Sunday, July 5, 2009

No Exit, Poison Apple Initiative at DOMY Books, June 19 - July 3





With a sort of purposeful negligence, I have long avoided some of the leading French writers of the twentieth century. Existentialism enjoyed a vogue both in literature and in philosophy when I was at university, but I didn't care for its dour aspects. Mine was a deliberately uninformed prejudice, the sort that is likely to perpetuate itself comfortably for a lifetime.

Less than a decade after that, we lived for two difficult years in Oran, Algeria, the scene of Camus' novel La Peste (The Plague). Abandoned by the French at Algeria's 1960 independence, Oran was a hollow, dirty ghost of its former snug glory, increasingly well suited to Camus' nihilistic 1947 novel and no inspiration to visit the grim literature of 1940s France.

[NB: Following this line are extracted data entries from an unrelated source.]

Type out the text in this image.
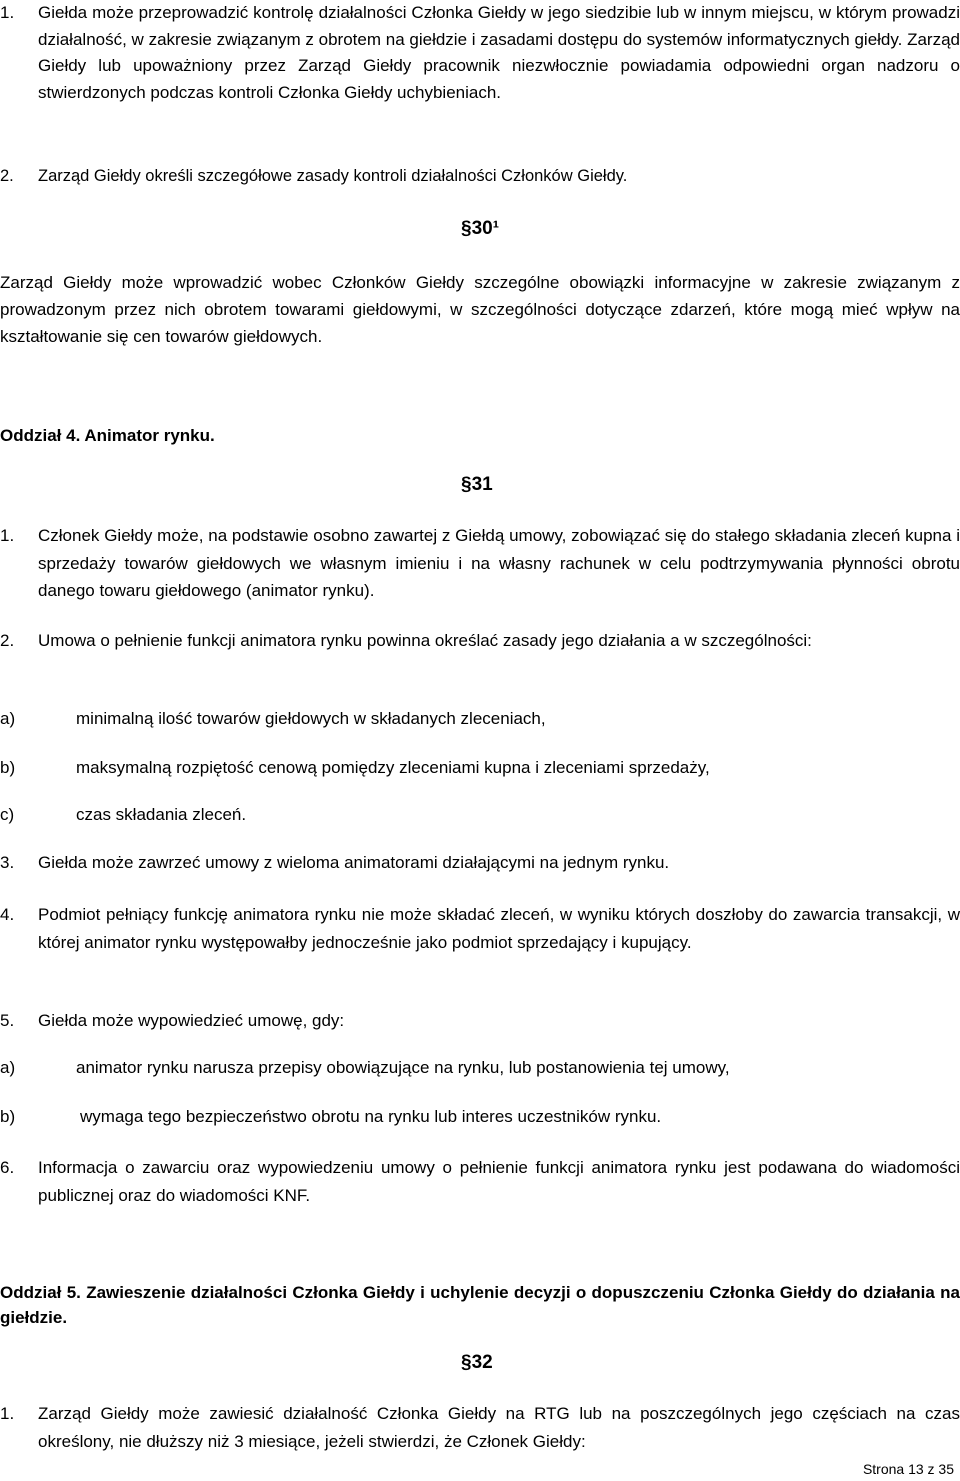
1. Giełda może przeprowadzić kontrolę działalności Członka Giełdy w jego siedzibie lub w innym miejscu, w którym prowadzi działalność, w zakresie związanym z obrotem na giełdzie i zasadami dostępu do systemów informatycznych giełdy. Zarząd Giełdy lub upoważniony przez Zarząd Giełdy pracownik niezwłocznie powiadamia odpowiedni organ nadzoru o stwierdzonych podczas kontroli Członka Giełdy uchybieniach.
2. Zarząd Giełdy określi szczegółowe zasady kontroli działalności Członków Giełdy.
§30¹
Zarząd Giełdy może wprowadzić wobec Członków Giełdy szczególne obowiązki informacyjne w zakresie związanym z prowadzonym przez nich obrotem towarami giełdowymi, w szczególności dotyczące zdarzeń, które mogą mieć wpływ na kształtowanie się cen towarów giełdowych.
Oddział 4. Animator rynku.
§31
1. Członek Giełdy może, na podstawie osobno zawartej z Giełdą umowy, zobowiązać się do stałego składania zleceń kupna i sprzedaży towarów giełdowych we własnym imieniu i na własny rachunek w celu podtrzymywania płynności obrotu danego towaru giełdowego (animator rynku).
2. Umowa o pełnienie funkcji animatora rynku powinna określać zasady jego działania a w szczególności:
a)	minimalną ilość towarów giełdowych w składanych zleceniach,
b)	maksymalną rozpiętość cenową pomiędzy zleceniami kupna i zleceniami sprzedaży,
c)	czas składania zleceń.
3. Giełda może zawrzeć umowy z wieloma animatorami działającymi na jednym rynku.
4. Podmiot pełniący funkcję animatora rynku nie może składać zleceń, w wyniku których doszłoby do zawarcia transakcji, w której animator rynku występowałby jednocześnie jako podmiot sprzedający i kupujący.
5. Giełda może wypowiedzieć umowę, gdy:
a)	animator rynku narusza przepisy obowiązujące na rynku, lub postanowienia tej umowy,
b)	wymaga tego bezpieczeństwo obrotu na rynku lub interes uczestników rynku.
6. Informacja o zawarciu oraz wypowiedzeniu umowy o pełnienie funkcji animatora rynku jest podawana do wiadomości publicznej oraz do wiadomości KNF.
Oddział 5. Zawieszenie działalności Członka Giełdy i uchylenie decyzji o dopuszczeniu Członka Giełdy do działania na giełdzie.
§32
1. Zarząd Giełdy może zawiesić działalność Członka Giełdy na RTG lub na poszczególnych jego częściach na czas określony, nie dłuższy niż 3 miesiące, jeżeli stwierdzi, że Członek Giełdy:
Strona 13 z 35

So I was not familiar with Sartre's No Exit, other than for its famous tag line, "L'enfer, c'est les autres" -- usually translated without grace as "Hell is other people." Given Sartre's ideas and the context of the play, a better version might be something along the lines of "Hell's greatest torture is that of dealing with other individuals."

Bastion Carboni and his Poison Apple Initiative staged the play at DOMY books on east César Chávez Street. I was unexpectedly able to slip into one of the back rows for their final performance on July 3.